Mi arriva la notizia della morte di Giorgio Faletti mentre sono in macchina. Radio con canzone anni 80. E lui mi faceva ridere da giovane. Giovane negli anni 80, appunto. E invece di spegnere la radio per un minuto di silenzio, sono politically incorrect e alzo il volume. È morto uno che mi faceva ridere da giovane, e ridere è una cosa seria: grazie Giorgio. Soprattutto ora che non sono più giovane, ci tengo ancora di più a ridere. Mi sembra una cosa da non dimenticare: ridere.
Andiamo avanti. È morto Faletti. Ieri su Il Venerdì di Repubblica c’era un articolo di un esperto che diceva che mentre noi postiamo le nostre vacanze, i nostri Mi piace gratis, Zuckerberg, come si scrive?, si arricchisce. Stavolta però i suoi stramiliardi con Fb, Zuck se li è guadagnati o comunque non me ne frega niente perché grazie a facebook mi sto arricchendo anch’io per una frase che Faletti ha postato proprio lì prima di morire. Una frase del suo ultimo libro. E tutti sono sul suo profilo e cliccano: sarà virtuale, sarà falsamente gratis, saranno mille cose che non vedo e non so, ma quello che vedo e leggo e so, mi piace. Sì, l’ultimo post di Faletti mi piace. È doloroso e cita una frase del suo libro Tre Atti e Due Tempi: “A volte immaginare la verità è molto peggio che sapere una brutta verità. La certezza può essere dolore. L’incertezza è pura agonia”. Il social network è stato subito preso d’assalto da chi gli ha voluto dare l’ultimo saluto.

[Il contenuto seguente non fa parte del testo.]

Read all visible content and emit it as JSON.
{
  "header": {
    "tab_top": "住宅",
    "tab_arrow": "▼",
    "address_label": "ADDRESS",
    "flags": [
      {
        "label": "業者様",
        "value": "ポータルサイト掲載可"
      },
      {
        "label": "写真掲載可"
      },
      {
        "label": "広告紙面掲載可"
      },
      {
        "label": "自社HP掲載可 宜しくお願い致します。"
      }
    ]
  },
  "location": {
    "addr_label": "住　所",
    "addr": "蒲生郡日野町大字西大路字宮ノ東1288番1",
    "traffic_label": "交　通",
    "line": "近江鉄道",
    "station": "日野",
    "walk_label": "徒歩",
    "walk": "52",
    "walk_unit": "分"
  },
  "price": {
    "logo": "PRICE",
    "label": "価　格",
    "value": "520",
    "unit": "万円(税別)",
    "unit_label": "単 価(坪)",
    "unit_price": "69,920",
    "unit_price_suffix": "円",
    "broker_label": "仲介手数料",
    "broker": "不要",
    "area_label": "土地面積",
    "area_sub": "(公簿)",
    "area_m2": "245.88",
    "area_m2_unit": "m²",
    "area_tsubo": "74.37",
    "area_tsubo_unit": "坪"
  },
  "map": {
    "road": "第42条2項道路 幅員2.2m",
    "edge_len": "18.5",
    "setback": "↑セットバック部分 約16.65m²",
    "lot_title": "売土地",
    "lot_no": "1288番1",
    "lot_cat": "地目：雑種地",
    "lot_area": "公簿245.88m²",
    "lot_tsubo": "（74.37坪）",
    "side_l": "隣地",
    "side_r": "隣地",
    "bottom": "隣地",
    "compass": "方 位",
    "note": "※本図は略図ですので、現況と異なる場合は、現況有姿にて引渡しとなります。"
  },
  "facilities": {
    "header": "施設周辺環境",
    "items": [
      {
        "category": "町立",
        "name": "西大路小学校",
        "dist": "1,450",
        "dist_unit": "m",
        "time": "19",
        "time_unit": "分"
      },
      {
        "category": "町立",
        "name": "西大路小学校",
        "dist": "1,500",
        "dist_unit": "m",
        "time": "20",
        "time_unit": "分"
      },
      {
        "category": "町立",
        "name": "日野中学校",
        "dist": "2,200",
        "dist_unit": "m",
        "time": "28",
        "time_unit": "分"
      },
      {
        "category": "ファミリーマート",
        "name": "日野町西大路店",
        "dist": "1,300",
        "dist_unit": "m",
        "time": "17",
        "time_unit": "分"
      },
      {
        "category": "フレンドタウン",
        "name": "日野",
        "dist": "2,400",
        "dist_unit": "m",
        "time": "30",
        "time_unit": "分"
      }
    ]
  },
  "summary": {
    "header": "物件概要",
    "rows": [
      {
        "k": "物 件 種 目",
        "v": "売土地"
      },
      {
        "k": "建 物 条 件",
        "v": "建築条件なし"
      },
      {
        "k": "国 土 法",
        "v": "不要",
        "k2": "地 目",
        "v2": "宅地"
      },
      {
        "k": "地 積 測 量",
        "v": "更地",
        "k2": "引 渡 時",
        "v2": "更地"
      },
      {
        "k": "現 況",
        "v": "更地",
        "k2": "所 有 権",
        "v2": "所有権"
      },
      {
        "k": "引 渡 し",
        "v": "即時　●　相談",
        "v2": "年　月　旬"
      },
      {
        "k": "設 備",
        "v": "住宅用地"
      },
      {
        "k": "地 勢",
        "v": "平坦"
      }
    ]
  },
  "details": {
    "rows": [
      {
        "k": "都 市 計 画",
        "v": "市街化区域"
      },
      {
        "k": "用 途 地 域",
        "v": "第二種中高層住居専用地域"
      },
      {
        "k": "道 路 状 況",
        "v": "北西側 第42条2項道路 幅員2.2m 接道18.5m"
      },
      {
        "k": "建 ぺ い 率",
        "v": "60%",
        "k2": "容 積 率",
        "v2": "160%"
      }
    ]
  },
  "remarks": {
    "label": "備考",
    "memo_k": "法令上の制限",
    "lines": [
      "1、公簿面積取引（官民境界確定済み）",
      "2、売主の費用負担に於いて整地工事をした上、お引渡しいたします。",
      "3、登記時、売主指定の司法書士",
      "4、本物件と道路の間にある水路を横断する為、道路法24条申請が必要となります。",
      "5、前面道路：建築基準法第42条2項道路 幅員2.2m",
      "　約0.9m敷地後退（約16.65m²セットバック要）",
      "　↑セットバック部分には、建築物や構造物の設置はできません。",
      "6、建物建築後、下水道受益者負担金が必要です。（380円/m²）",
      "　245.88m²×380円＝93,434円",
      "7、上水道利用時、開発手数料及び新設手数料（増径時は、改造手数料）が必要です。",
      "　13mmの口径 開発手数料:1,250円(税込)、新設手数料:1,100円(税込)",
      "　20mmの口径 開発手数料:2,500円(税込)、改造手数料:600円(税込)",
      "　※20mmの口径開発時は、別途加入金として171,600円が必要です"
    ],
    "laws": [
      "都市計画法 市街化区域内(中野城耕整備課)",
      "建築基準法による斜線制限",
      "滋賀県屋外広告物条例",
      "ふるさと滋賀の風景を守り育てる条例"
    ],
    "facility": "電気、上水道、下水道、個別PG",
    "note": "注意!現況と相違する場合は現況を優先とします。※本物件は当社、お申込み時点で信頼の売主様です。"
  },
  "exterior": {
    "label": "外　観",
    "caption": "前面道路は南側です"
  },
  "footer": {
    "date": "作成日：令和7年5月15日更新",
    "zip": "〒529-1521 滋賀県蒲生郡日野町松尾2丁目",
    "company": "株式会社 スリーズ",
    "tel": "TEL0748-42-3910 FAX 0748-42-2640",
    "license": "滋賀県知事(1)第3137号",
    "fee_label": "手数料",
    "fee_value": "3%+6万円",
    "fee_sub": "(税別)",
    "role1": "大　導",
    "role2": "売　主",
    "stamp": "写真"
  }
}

Qualcuno lo ha già scritto che è un post che diventa la battuta finale di una vita? Ne ho altre di frasi scontate ma non mi va di essere originale davanti alla morte di una persona. Faletti mi ha fatto ridere quando non avevo alcun pensiero perché avevo vent’anni o poco più, e ora che se ne è andato questa sua frase mi dice che siamo cresciuti entrambi. Solo ad una certa età puoi scrivere quello che ha scritto sulla verità e il dolore. Solo ad una certa età puoi leggerla e capirla. A vent’anni anni mi facevi ridere, ora mi fai pensare, bravo Giorgio. Perché capisco che anche lui, per scrivere così, ha avuto delle notti in cui verso le due si scatenano “i pensieri circolari”, quelli che ti tornano in faccia come un cazzotto, o come l’elastico lunghissimo, quello che da piccolo tiravi, e ti sfuggiva la fine e ti frustava la faccia con un dolore incredibile. Faletti ha passato notti così, ha sentito il dolore della verità immaginata, “la verità elastico”. E sapeva quanto è liberante che arrivi l’ora del mattino, quando puoi telefonare e sentire se è vero che quel dolore che stanotte era a letto con te, sta aspettando proprio te.
Al dolore, se è vero, se c’è, se è come un muro, gli puoi urlare contro, lo puoi prendere a cazzotti, puoi prenderlo a picconate con l’aiuto di un amico; magari puoi anche appoggiarci una scala e andare oltre, o metterci le spalle contro e piangere con le ginocchia che si piegano. Ma ci vuole un dolore, un muro, non l’ombra del dolore o del muro. L’ombra di un muro, la paura di un dolore che non vedi, come la scavalchi, come l’abbatti, come ti ci appoggi? Ha ragione Giorgio: è un’agonia aspettare la botta. Preferisco i lividi, qualcuno me li accarezzerà. L’unica cosa buona del dolore, è che arrivi tu, che arriva qualcuno. Ecco perché i Mi piace crescono. Perché sotto quel muro ci siamo tutti. E se siamo in tanti fa meno paura.